Holding a dead man hostage won’t change situation in Burundi

For the last one year, regional and world leaders have been pleading with President Pierre Nkurunziza to put the interests of Burundi before his own and not to destroy his country. They started by asking him not to stand for another election.

Monday, April 04, 2016

For the last one year, regional and world leaders have been pleading with President Pierre Nkurunziza to put the interests of Burundi before his own and not to destroy his country. They started by asking him not to stand for another election.

He ignored their pleas and got himself re-elected.

Burundians contested his right to rule again. He came down hard on them, arrested and imprisoned many, killed and continues to kill others. Many fled the country, afraid for their lives.

World leaders continue to plead with him and still he ignores them. When they threaten him with sanctions or force, he simply dares them to do it.

Most of those dealing with Burundi have assumed one thing: that its leadership has the decency to do the right thing, including protecting those it purports to lead.

They have assumed that Burundian authorities have the courage to admit failure and the humility to accept well-intentioned advice.

As it happens, they have been wrong. Burundian authorities are deaf to all pleas and impervious to reason. The notion of common decency might very well be from an alien race from outer space.

How else can one explain the government’s refusal to release the body of Jacques Bihozagara who died in their prison to his family for burial unless they agree to certain conditions?

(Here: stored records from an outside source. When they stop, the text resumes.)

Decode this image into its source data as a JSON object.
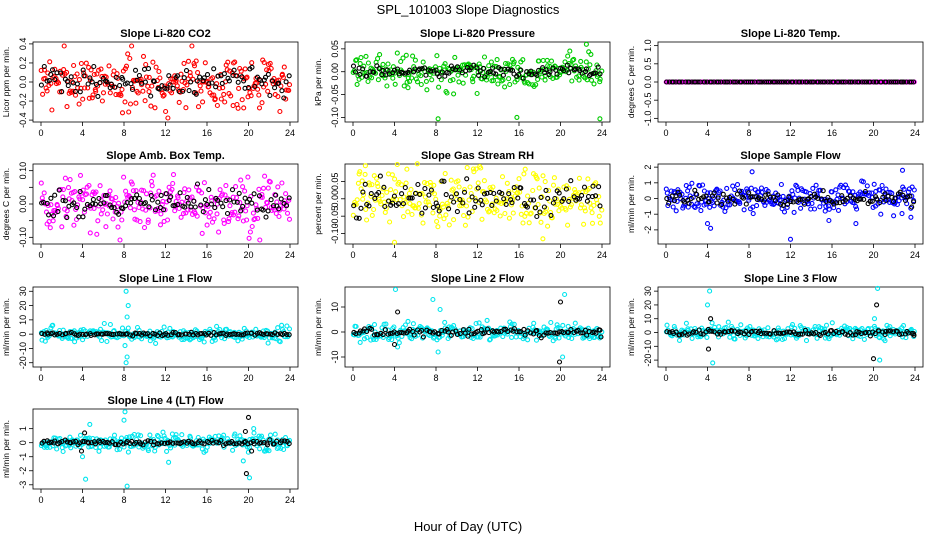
{
  "figure": {
    "title": "SPL_101003  Slope Diagnostics",
    "xlabel": "Hour of Day (UTC)"
  },
  "chart_data": [
    {
      "type": "scatter",
      "title": "Slope Li-820 CO2",
      "ylabel": "Licor ppm per min.",
      "color": "#ff0000",
      "xlim": [
        0,
        24
      ],
      "ylim": [
        -0.42,
        0.42
      ],
      "xticks": [
        0,
        4,
        8,
        12,
        16,
        20,
        24
      ],
      "yticks": [
        -0.4,
        -0.2,
        0.0,
        0.2,
        0.4
      ],
      "ytick_labels": [
        "-0.4",
        "-0.2",
        "0.0",
        "0.2",
        "0.4"
      ],
      "series": [
        {
          "name": "all",
          "noise": 0.14,
          "spikes": []
        },
        {
          "name": "hourly",
          "color": "#000000",
          "noise": 0.07,
          "spikes": []
        }
      ]
    },
    {
      "type": "scatter",
      "title": "Slope Li-820 Pressure",
      "ylabel": "kPa per min.",
      "color": "#00cc00",
      "xlim": [
        0,
        24
      ],
      "ylim": [
        -0.11,
        0.065
      ],
      "xticks": [
        0,
        4,
        8,
        12,
        16,
        20,
        24
      ],
      "yticks": [
        -0.1,
        -0.05,
        0.0,
        0.05
      ],
      "ytick_labels": [
        "-0.10",
        "-0.05",
        "0.00",
        "0.05"
      ],
      "series": [
        {
          "name": "all",
          "noise": 0.018,
          "spikes": [
            [
              5.3,
              -0.035
            ],
            [
              8.2,
              -0.103
            ],
            [
              15.8,
              -0.1
            ],
            [
              20.9,
              0.045
            ],
            [
              23.8,
              -0.103
            ],
            [
              22.5,
              0.06
            ]
          ]
        },
        {
          "name": "hourly",
          "color": "#000000",
          "noise": 0.006,
          "spikes": []
        }
      ]
    },
    {
      "type": "scatter",
      "title": "Slope Li-820 Temp.",
      "ylabel": "degrees C per min.",
      "color": "#ff00ff",
      "xlim": [
        0,
        24
      ],
      "ylim": [
        -1.1,
        1.1
      ],
      "xticks": [
        0,
        4,
        8,
        12,
        16,
        20,
        24
      ],
      "yticks": [
        -1.0,
        -0.5,
        0.0,
        0.5,
        1.0
      ],
      "ytick_labels": [
        "-1.0",
        "-0.5",
        "0.0",
        "0.5",
        "1.0"
      ],
      "series": [
        {
          "name": "all",
          "noise": 0.0,
          "spikes": []
        },
        {
          "name": "hourly",
          "color": "#000000",
          "noise": 0.0,
          "spikes": []
        }
      ]
    },
    {
      "type": "scatter",
      "title": "Slope Amb. Box Temp.",
      "ylabel": "degrees C per min.",
      "color": "#ff00ff",
      "xlim": [
        0,
        24
      ],
      "ylim": [
        -0.12,
        0.12
      ],
      "xticks": [
        0,
        4,
        8,
        12,
        16,
        20,
        24
      ],
      "yticks": [
        -0.1,
        -0.05,
        0.0,
        0.05,
        0.1
      ],
      "ytick_labels": [
        "-0.10",
        "0.00",
        "0.10"
      ],
      "ytick_label_values": [
        -0.1,
        0.0,
        0.1
      ],
      "series": [
        {
          "name": "all",
          "noise": 0.042,
          "spikes": []
        },
        {
          "name": "hourly",
          "color": "#000000",
          "noise": 0.02,
          "spikes": []
        }
      ]
    },
    {
      "type": "scatter",
      "title": "Slope Gas Stream RH",
      "ylabel": "percent per min.",
      "color": "#ffff00",
      "xlim": [
        0,
        24
      ],
      "ylim": [
        -0.13,
        0.1
      ],
      "xticks": [
        0,
        4,
        8,
        12,
        16,
        20,
        24
      ],
      "yticks": [
        -0.1,
        -0.05,
        0.0,
        0.05
      ],
      "ytick_labels": [
        "-0.10",
        "-0.05",
        "0.00",
        "0.05"
      ],
      "series": [
        {
          "name": "all",
          "noise": 0.04,
          "spikes": [
            [
              4.0,
              -0.125
            ],
            [
              1.2,
              0.095
            ],
            [
              16.6,
              0.085
            ],
            [
              18.3,
              -0.115
            ],
            [
              5.2,
              0.085
            ]
          ]
        },
        {
          "name": "hourly",
          "color": "#000000",
          "noise": 0.025,
          "spikes": []
        }
      ]
    },
    {
      "type": "scatter",
      "title": "Slope Sample Flow",
      "ylabel": "ml/min per min.",
      "color": "#0000ff",
      "xlim": [
        0,
        24
      ],
      "ylim": [
        -2.9,
        2.2
      ],
      "xticks": [
        0,
        4,
        8,
        12,
        16,
        20,
        24
      ],
      "yticks": [
        -2,
        -1,
        0,
        1,
        2
      ],
      "ytick_labels": [
        "-2",
        "-1",
        "0",
        "1",
        "2"
      ],
      "series": [
        {
          "name": "all",
          "noise": 0.45,
          "spikes": [
            [
              4.0,
              -1.6
            ],
            [
              4.3,
              -1.9
            ],
            [
              8.3,
              1.7
            ],
            [
              12.0,
              -2.6
            ],
            [
              15.7,
              -1.4
            ],
            [
              18.3,
              -1.6
            ],
            [
              20.7,
              -1.0
            ],
            [
              22.8,
              1.8
            ],
            [
              23.6,
              -1.2
            ]
          ]
        },
        {
          "name": "hourly",
          "color": "#000000",
          "noise": 0.25,
          "spikes": []
        }
      ]
    },
    {
      "type": "scatter",
      "title": "Slope Line 1 Flow",
      "ylabel": "ml/min per min.",
      "color": "#00e5ee",
      "xlim": [
        0,
        24
      ],
      "ylim": [
        -23,
        33
      ],
      "xticks": [
        0,
        4,
        8,
        12,
        16,
        20,
        24
      ],
      "yticks": [
        -20,
        -10,
        0,
        10,
        20,
        30
      ],
      "ytick_labels": [
        "-20",
        "-10",
        "0",
        "10",
        "20",
        "30"
      ],
      "series": [
        {
          "name": "all",
          "noise": 2.5,
          "spikes": [
            [
              8.2,
              -20.0
            ],
            [
              8.3,
              -16.0
            ],
            [
              8.2,
              30.0
            ],
            [
              8.4,
              20.0
            ],
            [
              8.3,
              12.0
            ],
            [
              8.1,
              -8.0
            ]
          ]
        },
        {
          "name": "hourly",
          "color": "#000000",
          "noise": 0.5,
          "spikes": []
        }
      ]
    },
    {
      "type": "scatter",
      "title": "Slope Line 2 Flow",
      "ylabel": "ml/min per min.",
      "color": "#00e5ee",
      "xlim": [
        0,
        24
      ],
      "ylim": [
        -14,
        18
      ],
      "xticks": [
        0,
        4,
        8,
        12,
        16,
        20,
        24
      ],
      "yticks": [
        -10,
        0,
        10
      ],
      "ytick_labels": [
        "-10",
        "0",
        "10"
      ],
      "series": [
        {
          "name": "all",
          "noise": 1.8,
          "spikes": [
            [
              4.1,
              17.0
            ],
            [
              4.3,
              -6.0
            ],
            [
              7.7,
              13.0
            ],
            [
              8.2,
              -8.0
            ],
            [
              8.4,
              9.0
            ],
            [
              20.4,
              15.0
            ],
            [
              20.2,
              -10.0
            ]
          ]
        },
        {
          "name": "hourly",
          "color": "#000000",
          "noise": 0.8,
          "spikes": [
            [
              4.0,
              -5.0
            ],
            [
              4.3,
              8.0
            ],
            [
              20.0,
              12.0
            ],
            [
              19.9,
              -12.0
            ],
            [
              23.9,
              -2.0
            ]
          ]
        }
      ]
    },
    {
      "type": "scatter",
      "title": "Slope Line 3 Flow",
      "ylabel": "ml/min per min.",
      "color": "#00e5ee",
      "xlim": [
        0,
        24
      ],
      "ylim": [
        -25,
        33
      ],
      "xticks": [
        0,
        4,
        8,
        12,
        16,
        20,
        24
      ],
      "yticks": [
        -20,
        -10,
        0,
        10,
        20,
        30
      ],
      "ytick_labels": [
        "-20",
        "-10",
        "0",
        "10",
        "20",
        "30"
      ],
      "series": [
        {
          "name": "all",
          "noise": 2.5,
          "spikes": [
            [
              4.2,
              30.0
            ],
            [
              4.5,
              -22.0
            ],
            [
              4.0,
              20.0
            ],
            [
              20.4,
              32.0
            ],
            [
              20.6,
              -20.0
            ],
            [
              20.1,
              10.0
            ]
          ]
        },
        {
          "name": "hourly",
          "color": "#000000",
          "noise": 1.0,
          "spikes": [
            [
              4.1,
              -12.0
            ],
            [
              4.3,
              10.0
            ],
            [
              20.0,
              -19.0
            ],
            [
              20.3,
              20.0
            ],
            [
              23.9,
              -2.0
            ]
          ]
        }
      ]
    },
    {
      "type": "scatter",
      "title": "Slope Line 4 (LT) Flow",
      "ylabel": "ml/min per min.",
      "color": "#00e5ee",
      "xlim": [
        0,
        24
      ],
      "ylim": [
        -3.3,
        2.4
      ],
      "xticks": [
        0,
        4,
        8,
        12,
        16,
        20,
        24
      ],
      "yticks": [
        -3,
        -2,
        -1,
        0,
        1
      ],
      "ytick_labels": [
        "-3",
        "-2",
        "-1",
        "0",
        "1"
      ],
      "series": [
        {
          "name": "all",
          "noise": 0.28,
          "spikes": [
            [
              4.3,
              -2.6
            ],
            [
              4.7,
              1.3
            ],
            [
              8.1,
              2.2
            ],
            [
              8.3,
              -3.1
            ],
            [
              8.0,
              1.6
            ],
            [
              12.3,
              -1.4
            ],
            [
              20.1,
              -2.5
            ],
            [
              20.5,
              1.0
            ],
            [
              19.5,
              -1.3
            ],
            [
              4.0,
              -1.0
            ]
          ]
        },
        {
          "name": "hourly",
          "color": "#000000",
          "noise": 0.08,
          "spikes": [
            [
              3.9,
              -0.6
            ],
            [
              4.2,
              0.7
            ],
            [
              19.8,
              -2.2
            ],
            [
              20.0,
              1.8
            ],
            [
              19.7,
              0.8
            ],
            [
              20.3,
              -0.6
            ]
          ]
        }
      ]
    }
  ]
}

The condition is that the family must first sign papers confirming that he died of natural causes and was not killed by the government.

There is a lot wrong with this unnatural demand on the grieving family.

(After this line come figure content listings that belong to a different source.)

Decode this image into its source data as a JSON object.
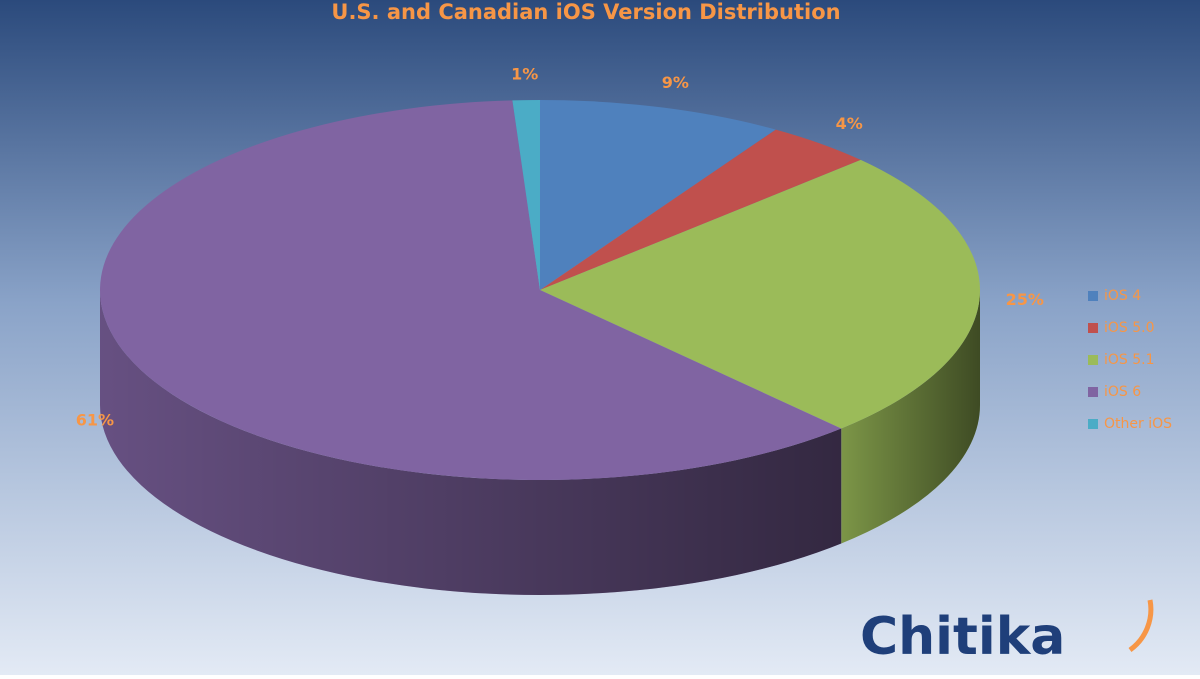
{
  "chart_data": {
    "type": "pie",
    "title": "U.S. and Canadian iOS Version Distribution",
    "categories": [
      "iOS 4",
      "iOS 5.0",
      "iOS 5.1",
      "iOS 6",
      "Other iOS"
    ],
    "values": [
      9,
      4,
      25,
      61,
      1
    ],
    "value_labels": [
      "9%",
      "4%",
      "25%",
      "61%",
      "1%"
    ],
    "colors": [
      "#4f81bd",
      "#c0504d",
      "#9bbb59",
      "#8064a2",
      "#4bacc6"
    ],
    "legend": "right",
    "watermark": "Chitika"
  }
}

They are asking the family to certify the cause of death when they have no way of knowing what he died of. Yet the man died in their custody, so they should know the cause of death. What they are doing, in effect, is holding a dead man hostage.

The Burundi government is trying to absolve itself of guilt in Bihozagara’s death. But in doing so, they actually confirm that there must have been foul play that they are aware of, if in fact they are not responsible for it.

They are also playing politics with the death of a man because he happens to have been Rwandan.

The arrest and detention of Bihozagara in the first place and of many other Rwandans is part of a recent pattern of acts of provocation.

Many other Rwandans have been picked up by Burundian authorities, detained and tortured on the pretext that they are spies. Bihozagara has attracted attention because of his status as a former minister and ambassador.

Burundi has accused Rwanda of backing anti-Nkurunziza politicians and recruiting rebels from refugee camps and giving them military training before infiltrating them back into Burundi.

All these accusations have been proved to be baseless. A man captured and proudly paraded before the international media as undeniable proof of Rwanda’s spying turned out to be a petty thief and mentally unstable, hardly the sort to send on such a mission.

Bihozagara himself, also accused of spying, has not been anywhere near government circles since he left its service. If anything, he has been closer to Burundi where he had business interests.

When Rwanda proposed to relocate Burundian refugees to a third country to prevent any possible recruitment from the camps, some in the international community who had spread those accusations or believed them were thrown into a panic and pleaded the government to drop such plans.

They knew them to be untrue.

The discounted accusations prove one thing: that Burundian authorities are not only inept in matters of governance, they are also unimaginative and cannot think of more convincing lies. The question is why they carry on regardless.

One of the reasons is the classic example of trying to deflect attention from internal problems by blaming them on outsiders. This way, you project yourself as the innocent victim of external aggressors, especially if they are Rwanda that has already been painted as the villain of the region.

And then, of course, you earn the sympathy of those ready to believe the tale or those who have created it in the first place.

There is another sinister reason: to draw Rwanda into Burundi’s internal problems and obtain the excuse to turn a political squabble about who should hold power into a quarrel among citizens along an ethnic divide and justify mass killings.

The authorities are also probably acting on the instructions of certain powers whose involvement in Rwanda’s recent history and the guilt resulting from it blinds them against all reason.

They have never stopped plotting against this country and would be happy to have another opportunity to inflict damage.

So far the provocation has not worked. Rwanda has refused to be drawn into Burundi’s internal quarrels. More intelligent people would have seen that by now and changed tactics. But no, they will go on doing the same thing.

You can understand why ordinary Burundians have lost confidence in their leadership. Holding a dead man hostage will not change that.